Fiquei com vontade de ler todas as indicações de Taize, assim como de ver Constelação, seriado que indiretamente me fez ver Lamb semanas atrás. Em suma, vale a pena conferir a última edição de sou meio vagabunda, mas sou boa pessoa.
Aliás, foi assim que soube desse artigo (com título bem chamativo e bait!) do Cronofobia: por indicação de Taize! “Assim como?”, você me pergunta e eu te digo: se você usa o app do Substack, nele os criadores de newsletter costumam compartilhar o que andam lendo — eu mesmo posto por lá os textos que curti ler, esses que listo nesta seção.

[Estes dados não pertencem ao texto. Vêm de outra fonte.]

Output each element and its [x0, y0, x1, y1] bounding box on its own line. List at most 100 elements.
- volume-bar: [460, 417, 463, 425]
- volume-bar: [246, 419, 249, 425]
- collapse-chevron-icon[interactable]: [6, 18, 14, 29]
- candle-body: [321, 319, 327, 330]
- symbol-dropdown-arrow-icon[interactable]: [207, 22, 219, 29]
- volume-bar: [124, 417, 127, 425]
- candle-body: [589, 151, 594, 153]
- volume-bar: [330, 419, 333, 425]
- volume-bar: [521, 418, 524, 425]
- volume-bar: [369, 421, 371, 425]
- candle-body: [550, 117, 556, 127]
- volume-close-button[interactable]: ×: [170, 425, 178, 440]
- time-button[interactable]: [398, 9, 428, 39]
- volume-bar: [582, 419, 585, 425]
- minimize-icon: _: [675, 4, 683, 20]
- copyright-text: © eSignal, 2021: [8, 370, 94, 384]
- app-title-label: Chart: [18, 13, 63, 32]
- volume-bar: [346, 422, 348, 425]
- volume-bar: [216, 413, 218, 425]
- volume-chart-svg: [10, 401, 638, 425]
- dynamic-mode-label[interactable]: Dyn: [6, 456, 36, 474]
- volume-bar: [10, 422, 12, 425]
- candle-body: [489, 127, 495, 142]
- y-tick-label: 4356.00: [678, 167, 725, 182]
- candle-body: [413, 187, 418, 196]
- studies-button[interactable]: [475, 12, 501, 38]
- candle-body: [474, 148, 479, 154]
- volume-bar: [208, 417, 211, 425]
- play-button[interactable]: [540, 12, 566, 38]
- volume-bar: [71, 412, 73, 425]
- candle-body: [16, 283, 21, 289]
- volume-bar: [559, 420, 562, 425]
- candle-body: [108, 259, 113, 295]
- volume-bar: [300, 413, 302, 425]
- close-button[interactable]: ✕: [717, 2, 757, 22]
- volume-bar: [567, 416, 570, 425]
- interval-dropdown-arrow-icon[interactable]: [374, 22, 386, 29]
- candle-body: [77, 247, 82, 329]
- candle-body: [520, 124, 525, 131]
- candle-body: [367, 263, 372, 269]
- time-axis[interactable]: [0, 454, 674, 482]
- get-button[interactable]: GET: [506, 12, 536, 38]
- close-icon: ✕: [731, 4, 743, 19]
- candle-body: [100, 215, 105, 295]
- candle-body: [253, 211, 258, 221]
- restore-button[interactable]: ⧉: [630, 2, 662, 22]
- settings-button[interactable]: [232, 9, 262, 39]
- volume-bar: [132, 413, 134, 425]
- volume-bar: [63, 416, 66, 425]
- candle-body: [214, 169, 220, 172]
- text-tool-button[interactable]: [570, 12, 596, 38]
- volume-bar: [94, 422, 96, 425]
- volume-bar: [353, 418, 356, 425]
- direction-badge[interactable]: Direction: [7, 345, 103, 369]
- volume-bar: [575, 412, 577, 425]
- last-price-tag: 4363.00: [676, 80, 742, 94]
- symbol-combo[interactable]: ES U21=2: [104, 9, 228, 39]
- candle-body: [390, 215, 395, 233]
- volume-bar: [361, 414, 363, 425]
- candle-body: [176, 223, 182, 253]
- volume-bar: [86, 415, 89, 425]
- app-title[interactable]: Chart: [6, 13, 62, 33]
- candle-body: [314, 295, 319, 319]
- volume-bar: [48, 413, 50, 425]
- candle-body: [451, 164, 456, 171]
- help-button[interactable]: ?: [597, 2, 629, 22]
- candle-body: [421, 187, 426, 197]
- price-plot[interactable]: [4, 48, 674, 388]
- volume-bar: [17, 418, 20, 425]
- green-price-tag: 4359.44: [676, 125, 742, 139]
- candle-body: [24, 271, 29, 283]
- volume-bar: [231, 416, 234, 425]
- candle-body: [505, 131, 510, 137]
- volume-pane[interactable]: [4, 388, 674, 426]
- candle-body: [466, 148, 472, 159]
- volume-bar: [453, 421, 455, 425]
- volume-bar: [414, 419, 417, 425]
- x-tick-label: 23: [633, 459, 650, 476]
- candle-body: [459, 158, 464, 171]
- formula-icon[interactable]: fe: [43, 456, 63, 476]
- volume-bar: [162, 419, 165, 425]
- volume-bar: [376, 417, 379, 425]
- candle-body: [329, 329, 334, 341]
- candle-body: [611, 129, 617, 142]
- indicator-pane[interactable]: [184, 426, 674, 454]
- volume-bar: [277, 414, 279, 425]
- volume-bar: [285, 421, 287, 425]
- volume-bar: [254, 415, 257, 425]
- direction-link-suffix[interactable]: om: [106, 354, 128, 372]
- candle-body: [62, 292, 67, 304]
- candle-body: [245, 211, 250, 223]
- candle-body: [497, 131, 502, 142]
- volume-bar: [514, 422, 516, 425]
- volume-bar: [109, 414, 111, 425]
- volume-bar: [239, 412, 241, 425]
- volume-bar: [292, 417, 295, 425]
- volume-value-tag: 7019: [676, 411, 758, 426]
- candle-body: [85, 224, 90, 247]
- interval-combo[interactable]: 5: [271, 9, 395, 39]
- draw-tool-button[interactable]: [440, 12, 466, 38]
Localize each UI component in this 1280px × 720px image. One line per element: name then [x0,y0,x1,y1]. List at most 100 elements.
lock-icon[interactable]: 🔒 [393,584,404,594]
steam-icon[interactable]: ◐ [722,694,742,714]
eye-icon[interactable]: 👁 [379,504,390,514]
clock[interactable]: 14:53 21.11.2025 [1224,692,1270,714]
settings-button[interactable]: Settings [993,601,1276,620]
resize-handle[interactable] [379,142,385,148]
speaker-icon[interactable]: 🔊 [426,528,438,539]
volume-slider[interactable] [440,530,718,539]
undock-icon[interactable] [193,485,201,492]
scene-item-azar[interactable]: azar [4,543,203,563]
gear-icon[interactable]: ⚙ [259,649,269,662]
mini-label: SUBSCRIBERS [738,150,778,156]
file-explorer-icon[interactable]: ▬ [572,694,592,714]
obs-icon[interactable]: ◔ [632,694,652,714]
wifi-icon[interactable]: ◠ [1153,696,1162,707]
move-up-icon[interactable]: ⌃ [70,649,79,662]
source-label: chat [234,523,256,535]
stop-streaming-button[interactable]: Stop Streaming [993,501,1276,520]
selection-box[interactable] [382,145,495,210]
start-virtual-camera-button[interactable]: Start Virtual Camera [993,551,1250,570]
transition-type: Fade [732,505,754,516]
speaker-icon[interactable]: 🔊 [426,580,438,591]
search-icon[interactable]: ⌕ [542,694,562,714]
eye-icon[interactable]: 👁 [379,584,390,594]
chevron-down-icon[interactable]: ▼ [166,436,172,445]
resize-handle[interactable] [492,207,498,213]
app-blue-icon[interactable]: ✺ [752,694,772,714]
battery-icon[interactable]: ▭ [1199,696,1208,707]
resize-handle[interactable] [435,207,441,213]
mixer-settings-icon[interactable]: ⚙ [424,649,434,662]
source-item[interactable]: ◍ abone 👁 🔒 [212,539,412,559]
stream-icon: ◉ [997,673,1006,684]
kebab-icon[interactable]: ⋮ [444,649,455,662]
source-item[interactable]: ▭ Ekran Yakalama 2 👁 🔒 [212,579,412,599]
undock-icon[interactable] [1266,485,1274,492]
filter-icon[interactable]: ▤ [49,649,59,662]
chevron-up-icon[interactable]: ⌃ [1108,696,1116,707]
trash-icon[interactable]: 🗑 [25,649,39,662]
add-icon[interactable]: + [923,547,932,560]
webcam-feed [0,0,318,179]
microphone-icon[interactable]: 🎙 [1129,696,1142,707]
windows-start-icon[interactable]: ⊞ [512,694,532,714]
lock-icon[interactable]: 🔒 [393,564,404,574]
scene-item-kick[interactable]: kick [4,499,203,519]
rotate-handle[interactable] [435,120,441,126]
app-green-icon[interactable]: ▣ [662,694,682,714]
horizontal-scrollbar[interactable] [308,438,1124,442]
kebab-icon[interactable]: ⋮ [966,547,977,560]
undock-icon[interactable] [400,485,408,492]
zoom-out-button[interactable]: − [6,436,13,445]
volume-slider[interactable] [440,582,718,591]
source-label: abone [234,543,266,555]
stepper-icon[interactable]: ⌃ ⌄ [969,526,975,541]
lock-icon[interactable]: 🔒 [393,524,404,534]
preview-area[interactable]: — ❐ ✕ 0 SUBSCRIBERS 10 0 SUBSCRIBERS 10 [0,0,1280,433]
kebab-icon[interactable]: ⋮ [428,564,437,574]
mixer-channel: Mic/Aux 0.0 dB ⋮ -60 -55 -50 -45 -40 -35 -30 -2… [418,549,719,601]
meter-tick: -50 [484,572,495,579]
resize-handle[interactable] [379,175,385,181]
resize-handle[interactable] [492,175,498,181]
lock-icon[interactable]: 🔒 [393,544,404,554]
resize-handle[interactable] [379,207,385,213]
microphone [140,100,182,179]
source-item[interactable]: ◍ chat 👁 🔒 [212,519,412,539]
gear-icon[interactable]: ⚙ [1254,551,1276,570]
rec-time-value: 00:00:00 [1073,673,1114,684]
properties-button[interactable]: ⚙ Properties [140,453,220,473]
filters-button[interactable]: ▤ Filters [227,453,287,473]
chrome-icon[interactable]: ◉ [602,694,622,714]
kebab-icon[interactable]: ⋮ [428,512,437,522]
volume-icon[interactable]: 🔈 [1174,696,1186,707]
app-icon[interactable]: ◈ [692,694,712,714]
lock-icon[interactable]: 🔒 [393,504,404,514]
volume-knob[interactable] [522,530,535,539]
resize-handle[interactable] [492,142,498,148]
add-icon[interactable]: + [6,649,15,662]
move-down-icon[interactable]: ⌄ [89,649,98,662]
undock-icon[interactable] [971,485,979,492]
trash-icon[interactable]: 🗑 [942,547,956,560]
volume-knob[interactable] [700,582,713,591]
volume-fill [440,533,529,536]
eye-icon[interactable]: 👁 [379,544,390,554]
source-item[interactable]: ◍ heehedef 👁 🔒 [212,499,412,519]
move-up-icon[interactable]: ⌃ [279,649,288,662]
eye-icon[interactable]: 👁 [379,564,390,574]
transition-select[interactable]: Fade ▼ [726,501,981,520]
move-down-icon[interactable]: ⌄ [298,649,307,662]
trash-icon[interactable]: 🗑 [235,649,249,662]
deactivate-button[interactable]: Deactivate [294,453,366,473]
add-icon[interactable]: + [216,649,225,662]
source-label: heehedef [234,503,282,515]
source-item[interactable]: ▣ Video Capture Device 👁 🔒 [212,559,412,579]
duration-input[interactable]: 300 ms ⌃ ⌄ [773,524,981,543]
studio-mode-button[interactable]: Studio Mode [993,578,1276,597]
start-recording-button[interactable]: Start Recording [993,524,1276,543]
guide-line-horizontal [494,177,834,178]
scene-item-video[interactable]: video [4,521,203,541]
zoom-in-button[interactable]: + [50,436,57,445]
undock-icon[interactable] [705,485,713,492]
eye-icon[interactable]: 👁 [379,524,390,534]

Por fim, autopromoção: dez anos atrás escrevi uma coluna sobre procrastinação, que revisitei recentemente durante um curso de narrativas híbridas na web. Estamos produzindo videoensaios para apresentar no último encontro e, como perdi a aula em que se dividiram grupos e temas, preferi fazer sozinho. Busquei inspiração em algum texto antigo com mais apelo visual e gostei de me reler “Mandando a real” — espero que você goste também.
A edição mais recente d’o primeiro na vitrola foi sobre Fantasia, de Gal Costa, e a próxima será sobre Chromatica, de Lady Gaga. Ufa, é isso!
Um abraço apertado de,
Arthur Tertuliano
Comecinho de “Enquanto isso”, de Marisa Monte, canção de Verde, anil, amarelo, cor-de-rosa e carvão. Esse foi um pedido meu, porque do nada me deu vontade de ouvir essa música.
Descubro em breve: resolvi recomeçar a escrita do romance tão adiado. Semana que vem escrevo sobre em outra nota de rodapé, que é para eu não me sentir pressionado. Fica sendo um segredinho entre nós, leitores de notas de rodapé.
Eu já morei em Curitiba e lá eles usam a palavra indiscriminadamente. Gosto disso.
Se não fosse por isso, seria para tirar o microfone de suas mãos egóicas e devolvê-lo à pesquisadora, única pessoa que deveria estar falando no rolê.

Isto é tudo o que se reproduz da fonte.